Oppenheimer, destroyer of Barbie, will finally give Christopher Nolan the Oscar he deserves
Barbie #Barbie
The Golden Globes going gaga for quantum physics can’t have been on many film lovers’ awards season bingo cards, but Christopher Nolan’s Oppenheimer has a firm track record of defying expectations. After becoming the unlikeliest summer blockbuster perhaps since the form was invented, Nolan’s atomic epic is now also the Globe board-sweeper no one quite saw coming, after making good on five of its eight nominations at the Beverly Hilton last night.
Best Motion Picture, Best Actor (both in the Globes’ drama division), Best Supporting Actor, Best Director, Best Original Score: the film won in a third of all the categories going, while its great box-office rival-slash-ally Barbie secured just two of its nine, for Best Song and Juiciest Balance Sheet, AKA Best Motion Picture – Cinematic and Box Office Achievement.
In Barbie’s two biggest contests, Best Motion Picture and Best Actress (both on the musical-or-comedy side), it was pipped by Yorgos Lanthimos’s eccentric period romp Poor Things, which opens in the UK this Friday. Maybe the Globes’ newly expanded membership, which tripled in size as part of the organisation’s recent diversity crusade, has made them more adventurous voters to boot.
Oppenheimer stars Cillian Murphy and Robert Downey Jt with their Golden Globes – Reuters
If so, Nolan and his collaborators have been the main beneficiaries, with Oppenheimer now roaring to the front of the 2024 awards season pack. There is no overlap between the Globes’ band of 300 or so international show-business journalists and Bafta and the Academy’s far larger bodies of film industry professionals.
But over the last decade, their tastes have lined up reasonably often. Four of the last 10 Best Picture Oscar winners, and eight of the Bafta Best Film winners, all won the equivalent Globe first. (Admittedly, the fact that the Globes choose two best motion pictures per year bumps up their success rate a bit.) This, naturally, means an Oppenheimer streak feels a lot likelier than it did 24 hours ago.

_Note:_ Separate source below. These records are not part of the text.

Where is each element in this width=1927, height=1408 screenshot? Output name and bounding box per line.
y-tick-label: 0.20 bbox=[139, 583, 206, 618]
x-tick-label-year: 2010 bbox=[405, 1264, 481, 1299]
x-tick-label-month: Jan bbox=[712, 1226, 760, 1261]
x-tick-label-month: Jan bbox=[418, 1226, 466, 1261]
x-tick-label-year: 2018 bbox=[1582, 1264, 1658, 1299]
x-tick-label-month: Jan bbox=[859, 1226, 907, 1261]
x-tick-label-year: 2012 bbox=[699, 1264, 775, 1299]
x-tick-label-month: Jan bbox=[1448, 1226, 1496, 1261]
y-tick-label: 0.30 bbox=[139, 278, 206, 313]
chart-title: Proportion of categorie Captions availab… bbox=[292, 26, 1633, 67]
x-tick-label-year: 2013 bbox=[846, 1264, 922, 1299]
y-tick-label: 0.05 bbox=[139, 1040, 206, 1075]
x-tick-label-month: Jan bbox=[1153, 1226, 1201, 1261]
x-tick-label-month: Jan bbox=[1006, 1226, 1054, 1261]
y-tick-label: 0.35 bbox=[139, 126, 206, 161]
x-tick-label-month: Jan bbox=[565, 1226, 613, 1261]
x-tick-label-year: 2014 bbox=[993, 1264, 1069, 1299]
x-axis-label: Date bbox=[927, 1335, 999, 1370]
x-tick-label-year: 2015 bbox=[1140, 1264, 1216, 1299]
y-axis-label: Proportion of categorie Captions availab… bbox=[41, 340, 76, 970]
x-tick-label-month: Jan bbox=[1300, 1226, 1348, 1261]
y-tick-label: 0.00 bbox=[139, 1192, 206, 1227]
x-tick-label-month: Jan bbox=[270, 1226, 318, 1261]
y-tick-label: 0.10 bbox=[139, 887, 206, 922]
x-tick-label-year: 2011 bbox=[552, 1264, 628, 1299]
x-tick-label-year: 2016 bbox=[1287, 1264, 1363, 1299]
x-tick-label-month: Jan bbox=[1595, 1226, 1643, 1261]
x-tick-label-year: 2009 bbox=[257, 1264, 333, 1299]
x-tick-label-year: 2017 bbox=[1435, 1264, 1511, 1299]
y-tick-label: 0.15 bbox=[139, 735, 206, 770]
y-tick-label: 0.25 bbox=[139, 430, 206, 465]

But Nolan has an odd relationship with awards bodies: in 35 years of writing and directing, he hasn’t yet actually won a single Bafta or Oscar, perhaps because he’s proven time and again that he simply doesn’t need them in order to get even the fiddliest and most challenging passion projects made.
“We don’t like him,” an Academy member once hissed at me when I asked why on earth they hadn’t rallied behind Dunkirk in 2019. But then Nolan has a gift that the Academy, with their recently dwindling viewing figures, don’t: he can dependably draw a crowd. Perhaps this will be the year its members will finally swallow their pride and give him the recognition he’s long deserved.